- Diocese: Kingston
- Installed: May 8, 1857
- Term ended: June 7, 1857
- Predecessor: Rémi Gaulin
- Successor: Edward John Horan
- Other posts: Auxiliary Bishop of Kingston (1843-1852) Coadjutor Bishop of Kingston (1852-1857)

Personal details
- Born: February 14, 1795 Ballyragget (Republic of Ireland)
- Died: June 6, 1857 (aged 62) Kingston, Upper Canada

= Patrick Phelan (bishop of Kingston) =

Canadian Roman Catholic priest

Patrick Phelan (February 1795 - June 6, 1857) was a Canadian Roman Catholic priest, Sulpician, and Bishop of Kingston briefly in 1857.

==Life==
Patrick Phelan was born in January or February, 1795 in Ballyragget, Ireland) to farmers Joseph and Catharine Brennan Phelan. He first studied under the local parish priest, before attending a Latin school in Freshford. In 1816 he went to the Castlemarket Academy in Ballyragget until it closed in 1820.

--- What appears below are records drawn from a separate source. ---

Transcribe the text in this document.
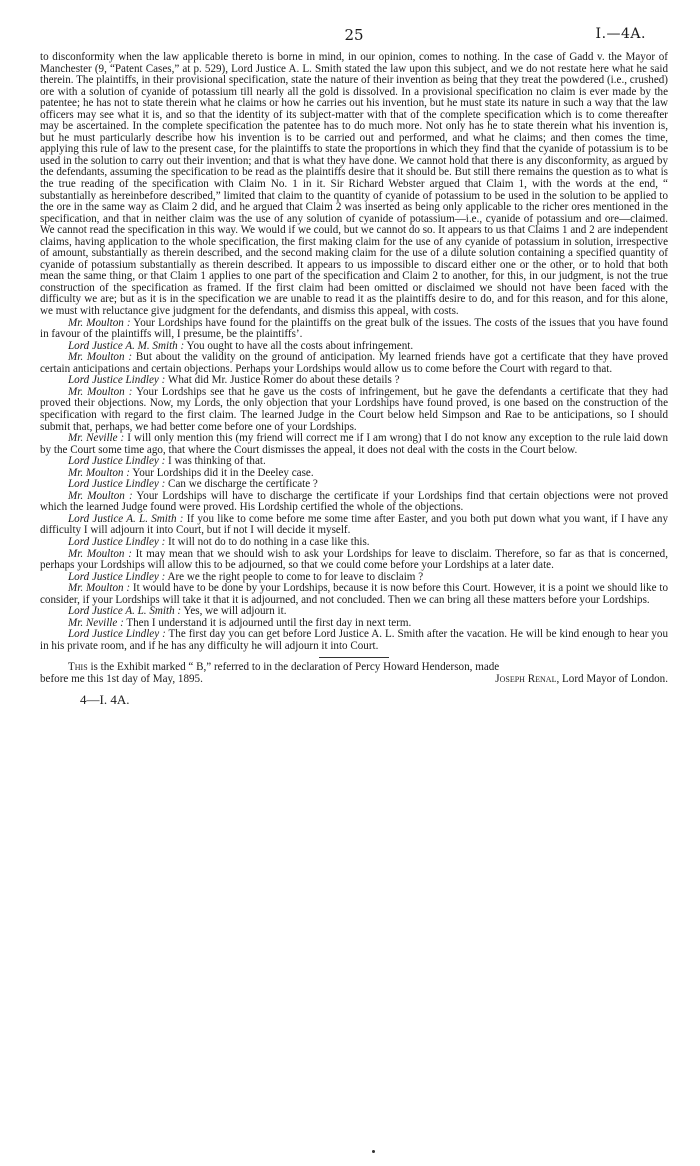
25	I.—4A.

to disconformity when the law applicable thereto is borne in mind, in our opinion, comes to nothing. In the case of Gadd v. the Mayor of Manchester (9, “Patent Cases,” at p. 529), Lord Justice A. L. Smith stated the law upon this subject, and we do not restate here what he said therein. The plaintiffs, in their provisional specification, state the nature of their invention as being that they treat the powdered (i.e., crushed) ore with a solution of cyanide of potassium till nearly all the gold is dissolved. In a provisional specification no claim is ever made by the patentee; he has not to state therein what he claims or how he carries out his invention, but he must state its nature in such a way that the law officers may see what it is, and so that the identity of its subject-matter with that of the complete specification which is to come thereafter may be ascertained. In the complete specification the patentee has to do much more. Not only has he to state therein what his invention is, but he must particularly describe how his invention is to be carried out and performed, and what he claims; and then comes the time, applying this rule of law to the present case, for the plaintiffs to state the proportions in which they find that the cyanide of potassium is to be used in the solution to carry out their invention; and that is what they have done. We cannot hold that there is any disconformity, as argued by the defendants, assuming the specification to be read as the plaintiffs desire that it should be. But still there remains the question as to what is the true reading of the specification with Claim No. 1 in it. Sir Richard Webster argued that Claim 1, with the words at the end, “ substantially as hereinbefore described,” limited that claim to the quantity of cyanide of potassium to be used in the solution to be applied to the ore in the same way as Claim 2 did, and he argued that Claim 2 was inserted as being only applicable to the richer ores mentioned in the specification, and that in neither claim was the use of any solution of cyanide of potassium—i.e., cyanide of potassium and ore—claimed. We cannot read the specification in this way. We would if we could, but we cannot do so. It appears to us that Claims 1 and 2 are independent claims, having application to the whole specification, the first making claim for the use of any cyanide of potassium in solution, irrespective of amount, substantially as therein described, and the second making claim for the use of a dilute solution containing a specified quantity of cyanide of potassium substantially as therein described. It appears to us impossible to discard either one or the other, or to hold that both mean the same thing, or that Claim 1 applies to one part of the specification and Claim 2 to another, for this, in our judgment, is not the true construction of the specification as framed. If the first claim had been omitted or disclaimed we should not have been faced with the difficulty we are; but as it is in the specification we are unable to read it as the plaintiffs desire to do, and for this reason, and for this alone, we must with reluctance give judgment for the defendants, and dismiss this appeal, with costs.

Mr. Moulton : Your Lordships have found for the plaintiffs on the great bulk of the issues. The costs of the issues that you have found in favour of the plaintiffs will, I presume, be the plaintiffs’.

Lord Justice A. M. Smith : You ought to have all the costs about infringement.

Mr. Moulton : But about the validity on the ground of anticipation. My learned friends have got a certificate that they have proved certain anticipations and certain objections. Perhaps your Lordships would allow us to come before the Court with regard to that.

Lord Justice Lindley : What did Mr. Justice Romer do about these details ?

Mr. Moulton : Your Lordships see that he gave us the costs of infringement, but he gave the defendants a certificate that they had proved their objections. Now, my Lords, the only objection that your Lordships have found proved, is one based on the construction of the specification with regard to the first claim. The learned Judge in the Court below held Simpson and Rae to be anticipations, so I should submit that, perhaps, we had better come before one of your Lordships.

Mr. Neville : I will only mention this (my friend will correct me if I am wrong) that I do not know any exception to the rule laid down by the Court some time ago, that where the Court dismisses the appeal, it does not deal with the costs in the Court below.

Lord Justice Lindley : I was thinking of that.

Mr. Moulton : Your Lordships did it in the Deeley case.

Lord Justice Lindley : Can we discharge the certificate ?

Mr. Moulton : Your Lordships will have to discharge the certificate if your Lordships find that certain objections were not proved which the learned Judge found were proved. His Lordship certified the whole of the objections.

Lord Justice A. L. Smith : If you like to come before me some time after Easter, and you both put down what you want, if I have any difficulty I will adjourn it into Court, but if not I will decide it myself.

Lord Justice Lindley : It will not do to do nothing in a case like this.

Mr. Moulton : It may mean that we should wish to ask your Lordships for leave to disclaim. Therefore, so far as that is concerned, perhaps your Lordships will allow this to be adjourned, so that we could come before your Lordships at a later date.

Lord Justice Lindley : Are we the right people to come to for leave to disclaim ?

Mr. Moulton : It would have to be done by your Lordships, because it is now before this Court. However, it is a point we should like to consider, if your Lordships will take it that it is adjourned, and not concluded. Then we can bring all these matters before your Lordships.

Lord Justice A. L. Smith : Yes, we will adjourn it.

Mr. Neville : Then I understand it is adjourned until the first day in next term.

Lord Justice Lindley : The first day you can get before Lord Justice A. L. Smith after the vacation. He will be kind enough to hear you in his private room, and if he has any difficulty he will adjourn it into Court.

This is the Exhibit marked “ B,” referred to in the declaration of Percy Howard Henderson, made

before me this 1st day of May, 1895.	Joseph Renal, Lord Mayor of London.
4—I. 4A.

After a short period as tutor to the children of a Catholic gentleman near Carrick-on-Suir, Phelan emigrated to the United States in 1821. Bishop of Boston Jean-Louis Lefebvre de Cheverus sent him to Montreal to study for the priesthood. On 24 Sept. 1825, with Bishop Jean-Jacques Lartigue presiding, Phelan became the first priest to be ordained in Montreal's newly consecrated church of Saint-Jacques. Two months later, he entered the Society of the Priests of Saint Sulpice and was assigned to serve in the parish of Notre-Dame. He spent the next 17 years ministering to the city's Irish Catholics.

Phelan provided medical care during the cholera epidemics of 1832 and 1834, and saw to the destitute widows and orphans, sometimes at his own expense. The Awful Disclosures of Maria Monk was published in 1836. In it, she accused Phelan as the father of her illegitimate child, allegedly conceived in the convent. Due to Phelan's high esteem in the community and flagrant inconsistencies in her story, he had little difficulty weathering the storm. The book is considered by scholars to be an anti-Catholic hoax.

Phelan made missionary visits to the Ottawa valley in 1838 and 1841. In 1842 he was named pastor of Bytown and created vicar general of the diocese of Kingston. Prior to his departure, the Irish soldiers of the Montreal garrison gave him an ornamental silver snuff-box in grateful memory of his services to them.

==Bishop==
Phelan took charge of the Bytown parish on 22 November 1842. On February 20, 1843 he was chosen as titular Bishop of Carrhae and coadjutor of Kingston with right of succession. He received episcopal ordination from Bishop Ignace Bourget in Montreal on August 20, 1843. Because of the illness of Bishop Rémi Gaulin, he began to take on the administration of the Kingston diocese and was appointed administrator of the diocese in January 1852.

In light of his new responsibilities, Phelan looked for a replacement as pastor of Bytown. Bishop Ignace Bourget of Montreal offered to send the Oblates who would not only care for the faithful in Bytown but would also minister to the workers in the loggers’ camps. Phelan brought religious communities to the diocese; in 1845, the Grey Nuns arrived from Montreal. On September 2, 1845 four Religious Hospitallers of St. Joseph arrived in Kingston to establish a hospital. On January 28, 1853, Phelan asked for the bilingual Brothers of the Christian Schools to come to Kingston to aid in the instruction of the young men at Regiopolis College.

Bishop Gaulin died in Montreal on 8 May, 1857 and his body was returned to Kingston for interment in St. Mary's Cathedral (Kingston, Ontario). Bishop Phelan caught a cold at the funeral and died on 6 June from inflammation of the lungs.